La Biblia es la única fuente de conocimiento acerca de la Trinidad, y es la
convicción de los cristianos que así se ha revelado Dios en su Palabra.
Comprender esta verdad es vital, porque identifica quién es Dios y cómo actúa.
Hay tres tipos de
evidencias separadas pero interrelacionadas acerca de la
triunidad de Dios en la Escritura: 1)
indicaciones de ser Tres en Uno; 2) evidencia de que hay tres Personas que son
Dios, la Deidad de las Tres; y 3) hay solo un Dios.
1.
Cualidad de ser Tres en Uno
La perspectiva está sugerida por lenguaje y gramática que intrigan en la lengua
original de la Escritura:
La forma plural del
sustantivo para Dios es
Elohim, que es un plural de cantidad.
Aunque no define numéricamente la pluralidad divina, sugiere más que una
Persona divina. Por ejemplo: "Hagamos
al hombre a
nuestra
imagen"; no dice: "Haré un hombre a mi imagen". En este texto, el plural aparece
tanto en el verbo "hagamos" como en el sufijo posesivo que aparece en la palabra
"nuestra" (Génesis 1:26; el énfasis fue añadido).
[i]
La misma forma aparece en la construcción
de la Torre de Babel después del diluvio, cuando Dios habla otra vez: "Descendamos,
y confundamos allí su lengua" (Génesis 11:7; el énfasis fue añadido).
*
El paralelismo en
Génesis 1:27 también es importante:
"Y creó Dios al hombre a su imagen,
a imagen de Dios lo creó;
varón y hembra los creó".
La imagen de Dios está reflejada en los seres humanos mediante la creación de un
hombre y una mujer (plural). Los dos géneros específicos transmiten la
pluralidad de la naturaleza divina, a cuya imagen fue creada la humanidad. La
raza humana está compuesta tanto por machos como por hembras, lo que implica que
la imagen de Dios también consiste en una pluralidad.
*
En Génesis 2:24, el
hombre y la mujer recién creados han de llegar a ser uno
('ejad). Otra vez, se habla de una unión
de dos entidades separadas.
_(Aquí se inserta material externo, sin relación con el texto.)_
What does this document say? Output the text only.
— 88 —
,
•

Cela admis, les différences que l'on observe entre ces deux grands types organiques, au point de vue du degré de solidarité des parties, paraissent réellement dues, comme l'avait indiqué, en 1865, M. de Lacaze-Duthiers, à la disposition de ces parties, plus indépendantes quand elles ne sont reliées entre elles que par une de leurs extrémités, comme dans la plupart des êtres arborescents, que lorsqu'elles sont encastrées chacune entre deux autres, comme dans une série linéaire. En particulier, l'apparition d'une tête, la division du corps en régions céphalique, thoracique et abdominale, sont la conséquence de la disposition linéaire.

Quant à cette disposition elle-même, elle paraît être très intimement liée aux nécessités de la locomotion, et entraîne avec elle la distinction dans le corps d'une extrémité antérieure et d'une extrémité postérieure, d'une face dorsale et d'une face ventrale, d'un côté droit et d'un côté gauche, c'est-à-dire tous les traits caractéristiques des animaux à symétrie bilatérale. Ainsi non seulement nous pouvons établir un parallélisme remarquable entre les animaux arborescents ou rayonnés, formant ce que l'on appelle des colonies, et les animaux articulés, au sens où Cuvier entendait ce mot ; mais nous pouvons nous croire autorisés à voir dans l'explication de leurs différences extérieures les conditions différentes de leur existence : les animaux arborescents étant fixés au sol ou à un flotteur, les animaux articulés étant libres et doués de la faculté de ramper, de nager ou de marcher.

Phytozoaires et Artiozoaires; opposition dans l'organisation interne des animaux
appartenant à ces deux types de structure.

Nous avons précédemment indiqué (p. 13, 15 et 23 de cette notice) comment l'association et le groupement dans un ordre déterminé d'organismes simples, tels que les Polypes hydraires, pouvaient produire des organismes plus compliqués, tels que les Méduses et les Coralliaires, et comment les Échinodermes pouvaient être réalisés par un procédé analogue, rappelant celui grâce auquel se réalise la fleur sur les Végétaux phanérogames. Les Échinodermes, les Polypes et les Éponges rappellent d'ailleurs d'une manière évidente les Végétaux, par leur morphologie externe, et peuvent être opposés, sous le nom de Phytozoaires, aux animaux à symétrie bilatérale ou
Hay dos palabras para
uno en hebreo: 1)
yajid, que significa "único" o
"singular", como un hijo único (Génesis 22:2) y un niño único (Proverbios 4:3;
Zacarías 12:10), y 2) 'ejad,
que significa una unidad de más de uno, tal como "dejará el hombre a su padre y
a su madre, y se unirá a su mujer, y serán una sola carne" (Génesis 2:24). En
forma significativa, la misma palabra 'ejad
se usa al referirse a Dios en Deuteronomio 6:4: "Jehová nuestro Dios, Jehová uno
('ejad) es", hablando de la naturaleza
singular de Dios como una unidad en vez de un solo ser. La palabra hebrea
yajid no se usa en Deuteronomio 6:4
cuando se afirma la unidad de Dios de Personas separadas.
*
En su visión del
Santuario celestial, Isaías oye hablar a Jehová: "¿A quién enviaré (singular), y
quién irá por nosotros (plural)? (Isa. 6:8). La primera pregunta usa el
pronombre singular mientras que la segunda, notablemente, lo usa en plural.
*
Otras referencias en el
Antiguo Testamento también implican una pluralidad divina. Salmo 45:6 y 7
menciona a Dios, y tu Dios. El Salmo 110 menciona: "Jehová dijo a mi Señor".
[ii] Proverbios
30:1 al 4 apoya la idea de que Dios tiene un hijo:
Palabras de Agur, hijo de Jaqué; la profecía
que dijo el varón a Itiel, a Itiel y a Ucal.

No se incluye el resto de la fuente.